Der Ein­satz von Flo­ckungs- und Flo­ckungs­hilfs­mit­teln (Weiß­fein­kalk und Koaret PA 3230 T) wird im Hin­blick auf die aqua­ti­schen Lebe­we­sen durch ein fische­rei­bio­lo­gi­sches Moni­to­ring in der Tal­sper­re Sprem­berg über­wacht, um even­tu­el­le Aus­wir­kun­gen der Was­ser­be­hand­lung auf Fische und Groß­mu­scheln sowie auf das Makro­zoo­ben­thos fest­zu­stel­len bzw. aus­zu­schlie­ßen. Im Sep­tem­ber 2025 wur­de das im Jahr 2014 begon­ne­ne Moni­to­ring nun bereits im zwölf­ten Jahr fort­ge­setzt.
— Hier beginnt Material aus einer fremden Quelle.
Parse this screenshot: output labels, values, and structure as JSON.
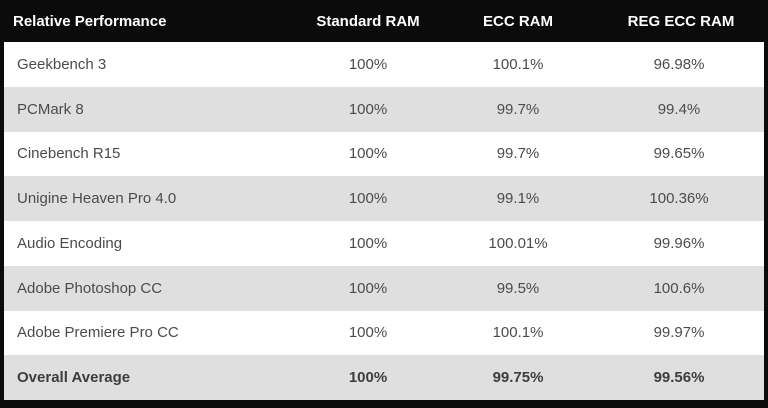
{
  "title": "Relative Performance",
  "colors": {
    "header_bg": "#0b0b0b",
    "header_text": "#ffffff",
    "border": "#0b0b0b",
    "row_bg": "#ffffff",
    "row_alt_bg": "#dfdfdf",
    "text": "#4b4b4b",
    "text_emphasis": "#3d3d3d"
  },
  "table": {
    "columns": [
      "Relative Performance",
      "Standard RAM",
      "ECC RAM",
      "REG ECC RAM"
    ],
    "rows": [
      {
        "cells": [
          "Geekbench 3",
          "100%",
          "100.1%",
          "96.98%"
        ],
        "emphasis": false
      },
      {
        "cells": [
          "PCMark 8",
          "100%",
          "99.7%",
          "99.4%"
        ],
        "emphasis": false
      },
      {
        "cells": [
          "Cinebench R15",
          "100%",
          "99.7%",
          "99.65%"
        ],
        "emphasis": false
      },
      {
        "cells": [
          "Unigine Heaven Pro 4.0",
          "100%",
          "99.1%",
          "100.36%"
        ],
        "emphasis": false
      },
      {
        "cells": [
          "Audio Encoding",
          "100%",
          "100.01%",
          "99.96%"
        ],
        "emphasis": false
      },
      {
        "cells": [
          "Adobe Photoshop CC",
          "100%",
          "99.5%",
          "100.6%"
        ],
        "emphasis": false
      },
      {
        "cells": [
          "Adobe Premiere Pro CC",
          "100%",
          "100.1%",
          "99.97%"
        ],
        "emphasis": false
      },
      {
        "cells": [
          "Overall Average",
          "100%",
          "99.75%",
          "99.56%"
        ],
        "emphasis": true
      }
    ]
  },
  "chart_data": {
    "type": "table",
    "title": "Relative Performance",
    "categories": [
      "Geekbench 3",
      "PCMark 8",
      "Cinebench R15",
      "Unigine Heaven Pro 4.0",
      "Audio Encoding",
      "Adobe Photoshop CC",
      "Adobe Premiere Pro CC",
      "Overall Average"
    ],
    "series": [
      {
        "name": "Standard RAM",
        "values": [
          100,
          100,
          100,
          100,
          100,
          100,
          100,
          100
        ]
      },
      {
        "name": "ECC RAM",
        "values": [
          100.1,
          99.7,
          99.7,
          99.1,
          100.01,
          99.5,
          100.1,
          99.75
        ]
      },
      {
        "name": "REG ECC RAM",
        "values": [
          96.98,
          99.4,
          99.65,
          100.36,
          99.96,
          100.6,
          99.97,
          99.56
        ]
      }
    ],
    "unit": "%"
  }
}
Der vor­lie­gen­de Zwi­schen­be­richt für das Jahr 2025 stellt die dabei erziel­ten Ergeb­nis­se vor und ver­gleicht sie mit denen der Vor­jah­re. Bei zusam­men­fas­sen­der Betrach­tung erge­ben sich auch im Zwi­schen­be­richt 2025 kei­ne Hin­wei­se auf direk­te nega­ti­ve Zusam­men­hän­ge zwi­schen der Was­ser­be­hand­lung und den Fisch‑, Ben­thos- und Groß­mu­schel­be­stän­den in der Tal­sper­re Sprem­berg. Im Ein­klang mit den Vor­jah­res­er­geb­nis­sen kann des­halb der Schluss gezo­gen wer­den, dass die Vor­tei­le einer ver­bes­ser­ten Eisen­rück­hal­tung, die mit den Was­ser­kon­di­tio­nie­rungs­maß­nah­men even­tu­ell noch vor­han­de­nen Rest­ri­si­ken für Fische und ande­re aqua­ti­sche Orga­nis­men bei wei­tem auf­wie­gen (sie­he dazu den Moni­to­ring­be­richt 2025 zum Fisch­be­stands- und Ben­th­os­mo­ni­to­ring in der Tal­sper­re Sprem­berg vom Insti­tut für Bin­nen­fi­sche­rei e.V. [IfB] Pots­dam-Sacrow).